Thursday, April 24, 2008

Of course, the text on that T-shirt needs to be horizontal, Marco, in order to sneak past security. Handera, my one-time dwarven rogue from World of Warcraft, will demonstrate:


Saturday, April 19, 2008

20/20 Summit

It's good to see that the government is taking the problem seriously.

I just hope they follow the talk with some action.

Wednesday, April 16, 2008

Thursday, April 10, 2008

Okay, okay, so I too am easily seduced by pretty speeches...

But I feel very pleased with our Prime Minister's performance on his world tour. Lu Kewen is doing a fine job.

Tuesday, April 08, 2008

Cry Havoc

Most countries in our peer group got rid of private armies a long time ago. Instead, the government decides how many soldiers the country needs. It decides how much they are going to be paid. It decides where they should be stationed, and how many, and sends them there. This seems to work.

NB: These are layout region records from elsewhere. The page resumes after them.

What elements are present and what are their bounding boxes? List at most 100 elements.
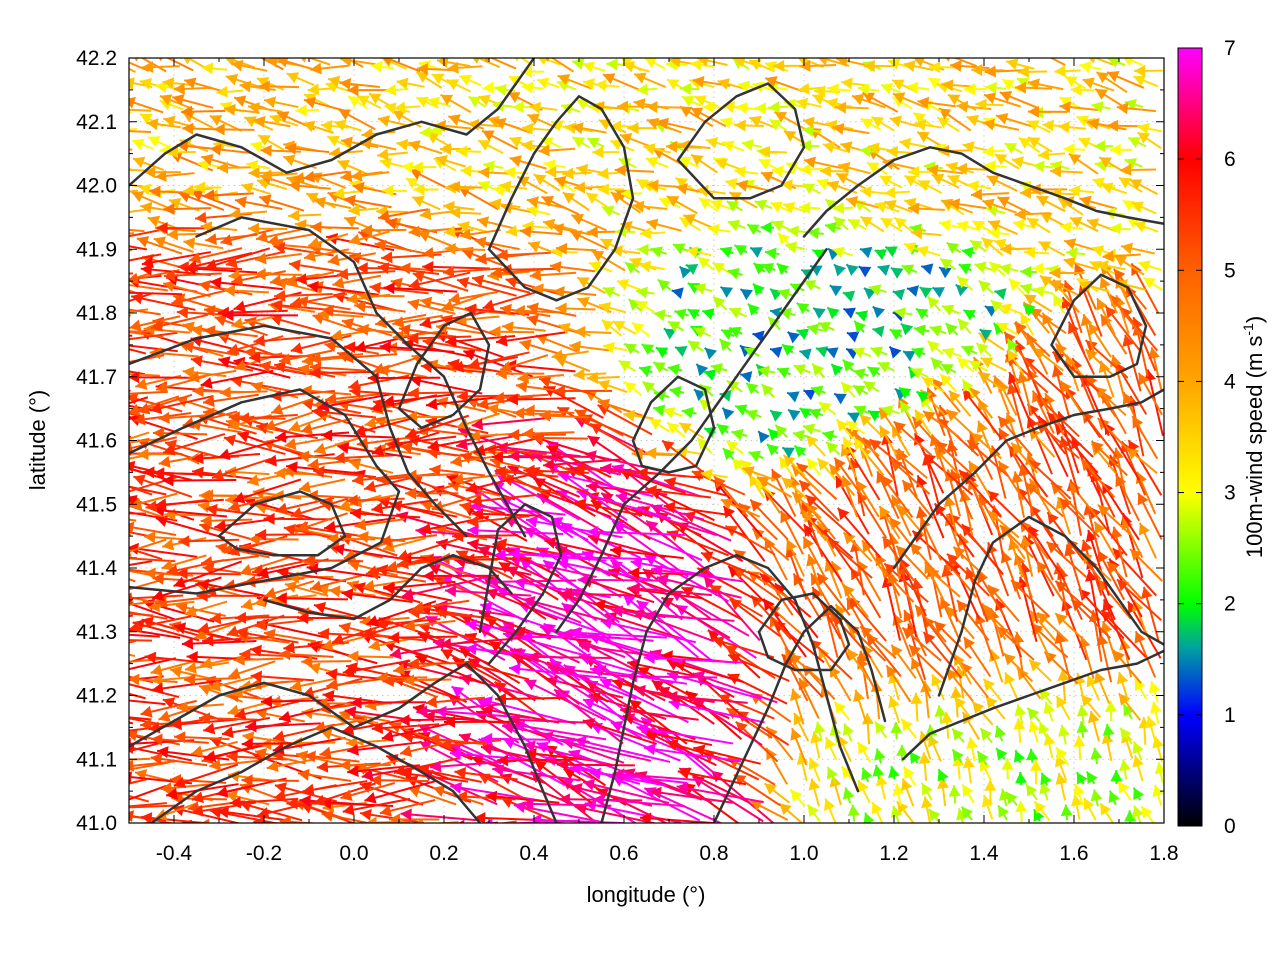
wind-arrow (810, 385, 826, 398)
wind-arrow (856, 559, 882, 602)
wind-arrow (828, 463, 856, 496)
wind-arrow (129, 348, 147, 355)
wind-arrow (863, 812, 875, 823)
wind-arrow (641, 343, 655, 356)
wind-arrow (1022, 303, 1036, 317)
wind-arrow (1055, 695, 1071, 721)
wind-arrow (407, 387, 468, 400)
wind-arrow (129, 531, 149, 538)
wind-arrow (1121, 517, 1144, 559)
wind-arrow (538, 376, 596, 396)
wind-arrow (1082, 77, 1115, 92)
wind-arrow (970, 188, 1009, 201)
y-tick-label: 41.2 (76, 685, 117, 708)
wind-arrow (1079, 61, 1102, 73)
wind-arrow (862, 437, 895, 481)
wind-arrow (884, 199, 913, 213)
wind-arrow (908, 750, 921, 765)
wind-arrow (903, 60, 934, 73)
wind-arrow (1063, 256, 1096, 270)
wind-arrow (953, 696, 973, 721)
wind-arrow (368, 637, 413, 652)
wind-arrow (1102, 250, 1141, 263)
wind-arrow (962, 309, 976, 321)
wind-arrow (835, 172, 866, 190)
wind-arrow (342, 797, 411, 816)
wind-arrow (471, 274, 531, 294)
wind-arrow (1117, 692, 1142, 721)
wind-arrow (129, 315, 181, 332)
wind-arrow (444, 585, 532, 598)
wind-arrow (740, 371, 753, 383)
wind-arrow (1090, 747, 1103, 765)
wind-arrow (267, 232, 317, 247)
wind-arrow (313, 437, 360, 455)
wind-arrow (310, 62, 349, 75)
wind-arrow (888, 765, 900, 780)
wind-arrow (393, 757, 460, 777)
wind-arrow (447, 61, 483, 74)
wind-arrow (388, 813, 440, 823)
wind-arrow (129, 308, 161, 316)
wind-arrow (348, 204, 379, 217)
wind-arrow (551, 349, 589, 362)
wind-arrow (614, 164, 655, 177)
wind-arrow (957, 318, 972, 335)
wind-arrow (467, 524, 564, 537)
wind-arrow (239, 80, 276, 93)
wind-arrow (1091, 101, 1111, 113)
wind-arrow (682, 213, 714, 229)
wind-arrow (846, 331, 860, 343)
wind-arrow (914, 119, 942, 132)
wind-arrow (129, 189, 138, 193)
wind-arrow (701, 308, 715, 320)
wind-arrow (826, 766, 838, 785)
wind-arrow (223, 434, 286, 456)
wind-arrow (129, 390, 168, 395)
wind-arrow (448, 290, 498, 305)
wind-arrow (203, 189, 254, 202)
wind-arrow (162, 77, 193, 90)
wind-arrow (589, 767, 688, 784)
wind-arrow (802, 182, 821, 195)
wind-arrow (297, 768, 352, 783)
y-tick-label: 41.9 (76, 238, 117, 261)
wind-arrow (716, 423, 730, 436)
wind-arrow (234, 700, 299, 720)
wind-arrow (1076, 721, 1089, 738)
wind-arrow (745, 382, 760, 395)
wind-arrow (1027, 78, 1064, 91)
wind-arrow (183, 58, 208, 70)
wind-arrow (129, 492, 178, 510)
wind-arrow (946, 241, 962, 254)
wind-arrow (715, 158, 743, 171)
wind-arrow (639, 260, 665, 273)
wind-arrow (129, 633, 160, 638)
wind-arrow (642, 380, 658, 394)
wind-arrow (997, 804, 1010, 821)
wind-arrow (129, 210, 130, 213)
wind-arrow (451, 473, 503, 486)
wind-arrow (129, 592, 184, 605)
wind-arrow (734, 404, 749, 416)
wind-arrow (411, 195, 441, 211)
wind-arrow (422, 260, 490, 273)
wind-arrow (129, 291, 182, 296)
wind-arrow (141, 61, 180, 74)
wind-arrow (562, 167, 592, 180)
wind-arrow (719, 246, 734, 258)
wind-arrow (276, 58, 316, 71)
wind-arrow (926, 567, 961, 598)
wind-arrow (906, 285, 919, 297)
wind-arrow (667, 320, 685, 333)
wind-arrow (657, 278, 672, 292)
wind-arrow (612, 768, 704, 782)
wind-arrow (536, 77, 560, 89)
wind-arrow (778, 456, 795, 478)
wind-arrow (760, 221, 775, 234)
wind-arrow (129, 683, 180, 699)
wind-arrow (1124, 158, 1143, 170)
wind-arrow (824, 798, 837, 823)
wind-arrow (1137, 492, 1163, 540)
wind-arrow (616, 279, 641, 291)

We also have a government-run system for internal security. The government decides how many police we need, how much to pay them, and where to put them. This also seems to work.

In our country, we have a system of public schools which is run along similar lines. The government decides where we should put schools, decides how much the people who work in them should be paid, and distributes teachers to schools where they are needed. This seems to work reasonably well. It would work better if the government were not simultaneously supporting a parallel private sector system with a massive system of inequitable subsidies. But still, you never read about the schools in Wilcannia, for instance, going under because they can’t find teachers.

So what is the problem with rural doctors? If we are going to have medicine controlled by the public sector, then let’s have medicine controlled by the public sector. We shouldn’t have to put up with a private army of health care mercenaries when we could have a professional service. Why can’t the government just decide how many doctors the country needs? Decide how much they are going to be paid? Decide where to put them? And send them there? Why wouldn’t this work? Sure, there might be some leakage to the private sector, just as there is with schools, but I don’t see why this should be a big problem. Public sector GPs could have rostered days off. They could work reasonable hours. They wouldn’t have to worry about paying enormous insurance bills. I’ve heard the argument that doctors would all go overseas if we tried this, but that would only prove we were training the wrong people to be doctors. People motivated solely by greed, with no true calling to public service. After all, our army isn’t haemorrhaging people going overseas to join private armies. Our police force isn’t decamping en masse to serve in Sweden. Even our public school teachers seem to be staying in the country, by and large.


You'd think this would be the right time, with a 70+% approval rating and a bulging surplus, for a Labor prime minister to take on the AMA. Time to start putting together a professional public health service as world-class as our professional public armed services. I will keep myself in readiness to read all about it in the papers!